ウイングバックは大野の復帰により杉岡が定位置に戻り、逆サイドは好調な古林将太を推したい。前節はリーダーシップを買われ岡本がスタメン出場したが、長期離脱の影響もあり本調子とは言い難い。鈴木冬一の右サイド起用も一案だが浦和が3バックを敷くことが前提ならば、相手の背後を取る動き出しが得意な古林が適任だろう。
ワントップには、もはや変えの効かない山崎のスタメンが濃厚だろう。その山崎のポストプレーに絡むのは、豊富な運動量が特長の野田隆之介ではなく古巣浦和戦に特別な感情を抱いている梅崎の出場を推したい。そして梅崎の相方には松田のスタメンが濃厚だが、前節、長期離脱から復帰した決定力が抜群に高い菊地俊介をどのタイミングで起用するかに注目だ。
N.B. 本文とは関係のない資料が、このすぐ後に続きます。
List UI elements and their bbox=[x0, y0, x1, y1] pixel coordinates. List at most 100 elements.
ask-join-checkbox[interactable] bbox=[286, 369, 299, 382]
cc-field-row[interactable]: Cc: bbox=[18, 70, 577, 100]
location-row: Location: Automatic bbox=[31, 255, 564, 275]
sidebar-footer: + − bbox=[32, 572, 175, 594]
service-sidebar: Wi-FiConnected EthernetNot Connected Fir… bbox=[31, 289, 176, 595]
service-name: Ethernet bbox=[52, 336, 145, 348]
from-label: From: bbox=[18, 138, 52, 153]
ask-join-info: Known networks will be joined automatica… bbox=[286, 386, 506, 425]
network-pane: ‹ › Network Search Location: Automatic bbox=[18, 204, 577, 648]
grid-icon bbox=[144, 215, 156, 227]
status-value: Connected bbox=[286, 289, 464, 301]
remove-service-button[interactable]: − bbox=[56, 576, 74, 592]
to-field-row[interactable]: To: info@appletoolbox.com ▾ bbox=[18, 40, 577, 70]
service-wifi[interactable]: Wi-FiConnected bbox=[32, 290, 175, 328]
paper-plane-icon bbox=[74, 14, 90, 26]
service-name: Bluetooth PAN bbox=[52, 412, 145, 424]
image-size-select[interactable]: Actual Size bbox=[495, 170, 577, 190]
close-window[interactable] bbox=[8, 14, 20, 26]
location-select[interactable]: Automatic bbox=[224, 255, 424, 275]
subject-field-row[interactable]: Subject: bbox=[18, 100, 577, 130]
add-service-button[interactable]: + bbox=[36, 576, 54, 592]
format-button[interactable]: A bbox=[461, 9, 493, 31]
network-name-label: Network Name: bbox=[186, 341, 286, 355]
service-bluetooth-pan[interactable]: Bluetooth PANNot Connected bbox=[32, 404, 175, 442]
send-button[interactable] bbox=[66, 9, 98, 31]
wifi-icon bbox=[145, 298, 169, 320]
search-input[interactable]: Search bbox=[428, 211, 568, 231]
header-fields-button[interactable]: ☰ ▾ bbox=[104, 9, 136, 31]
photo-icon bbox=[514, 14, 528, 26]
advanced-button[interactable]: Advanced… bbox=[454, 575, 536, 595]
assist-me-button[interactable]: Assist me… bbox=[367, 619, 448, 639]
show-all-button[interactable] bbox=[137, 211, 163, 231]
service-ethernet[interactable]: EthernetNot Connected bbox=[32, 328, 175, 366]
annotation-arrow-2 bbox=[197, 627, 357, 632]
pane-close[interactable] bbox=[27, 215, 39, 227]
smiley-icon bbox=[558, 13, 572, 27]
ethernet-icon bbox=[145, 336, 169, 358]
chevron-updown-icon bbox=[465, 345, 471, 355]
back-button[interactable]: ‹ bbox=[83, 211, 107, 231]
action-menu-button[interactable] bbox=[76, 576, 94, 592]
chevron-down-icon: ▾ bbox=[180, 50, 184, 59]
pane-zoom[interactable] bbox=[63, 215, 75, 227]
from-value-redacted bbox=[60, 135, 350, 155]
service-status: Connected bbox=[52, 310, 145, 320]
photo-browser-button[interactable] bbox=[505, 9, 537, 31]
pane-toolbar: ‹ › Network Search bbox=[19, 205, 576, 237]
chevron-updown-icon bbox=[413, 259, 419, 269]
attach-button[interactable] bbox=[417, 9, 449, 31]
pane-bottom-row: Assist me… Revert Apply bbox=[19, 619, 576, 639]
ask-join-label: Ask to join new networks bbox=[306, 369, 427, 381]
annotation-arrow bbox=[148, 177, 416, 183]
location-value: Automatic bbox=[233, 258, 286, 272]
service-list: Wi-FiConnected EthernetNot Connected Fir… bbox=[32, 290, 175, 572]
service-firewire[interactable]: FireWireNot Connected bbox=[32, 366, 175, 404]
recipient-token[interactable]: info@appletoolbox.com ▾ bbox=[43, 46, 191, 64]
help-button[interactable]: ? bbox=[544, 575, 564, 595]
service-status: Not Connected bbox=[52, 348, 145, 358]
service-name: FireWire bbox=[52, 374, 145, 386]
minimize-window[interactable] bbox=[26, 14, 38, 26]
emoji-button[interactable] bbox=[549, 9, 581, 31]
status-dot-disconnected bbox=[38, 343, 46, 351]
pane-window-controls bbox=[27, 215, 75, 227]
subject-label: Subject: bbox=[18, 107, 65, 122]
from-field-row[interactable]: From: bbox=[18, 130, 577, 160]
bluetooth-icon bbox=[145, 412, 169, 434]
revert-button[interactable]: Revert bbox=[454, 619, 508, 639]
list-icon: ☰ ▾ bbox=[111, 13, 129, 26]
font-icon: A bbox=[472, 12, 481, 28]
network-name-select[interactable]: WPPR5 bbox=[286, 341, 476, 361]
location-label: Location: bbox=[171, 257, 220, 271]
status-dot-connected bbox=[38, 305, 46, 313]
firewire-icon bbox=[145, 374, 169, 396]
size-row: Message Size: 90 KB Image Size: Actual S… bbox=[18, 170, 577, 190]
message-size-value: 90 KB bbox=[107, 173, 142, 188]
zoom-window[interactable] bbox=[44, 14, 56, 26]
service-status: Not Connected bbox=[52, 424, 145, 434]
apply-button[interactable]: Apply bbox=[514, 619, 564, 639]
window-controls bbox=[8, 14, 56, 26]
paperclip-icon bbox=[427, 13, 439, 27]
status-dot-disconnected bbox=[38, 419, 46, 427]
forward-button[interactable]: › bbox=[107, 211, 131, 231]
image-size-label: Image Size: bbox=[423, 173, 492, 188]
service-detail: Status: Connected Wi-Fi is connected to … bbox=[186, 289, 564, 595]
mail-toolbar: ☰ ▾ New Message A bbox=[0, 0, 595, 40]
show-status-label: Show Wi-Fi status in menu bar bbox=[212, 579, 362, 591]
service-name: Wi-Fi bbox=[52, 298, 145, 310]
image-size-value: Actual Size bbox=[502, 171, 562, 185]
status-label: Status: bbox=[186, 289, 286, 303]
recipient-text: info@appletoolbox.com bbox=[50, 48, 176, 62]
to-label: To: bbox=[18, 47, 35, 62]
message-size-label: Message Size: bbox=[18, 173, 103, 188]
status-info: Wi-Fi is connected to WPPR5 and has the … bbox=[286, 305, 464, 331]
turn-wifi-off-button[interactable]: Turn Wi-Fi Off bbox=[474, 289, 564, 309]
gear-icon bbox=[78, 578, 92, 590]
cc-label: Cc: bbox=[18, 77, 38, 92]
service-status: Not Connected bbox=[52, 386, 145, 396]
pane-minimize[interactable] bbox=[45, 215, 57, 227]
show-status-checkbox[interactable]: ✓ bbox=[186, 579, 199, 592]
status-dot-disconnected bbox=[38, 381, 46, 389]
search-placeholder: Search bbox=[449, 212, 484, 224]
どんなに難しい状況下でも目指すものは変わらない。走って走って走りまくる湘南スタイルはコンディションに難のある浦和にとっては最も嫌な対戦相手であろう。さらに高橋コーチにとっては3戦目の指揮となるが、これまで培ってきたスタイルの踏襲にとどまらず、自らの考えに従って思い切りの良い采配を期待したい。彼ならではの采配は必ずや相手にとっての奇襲になるからだ。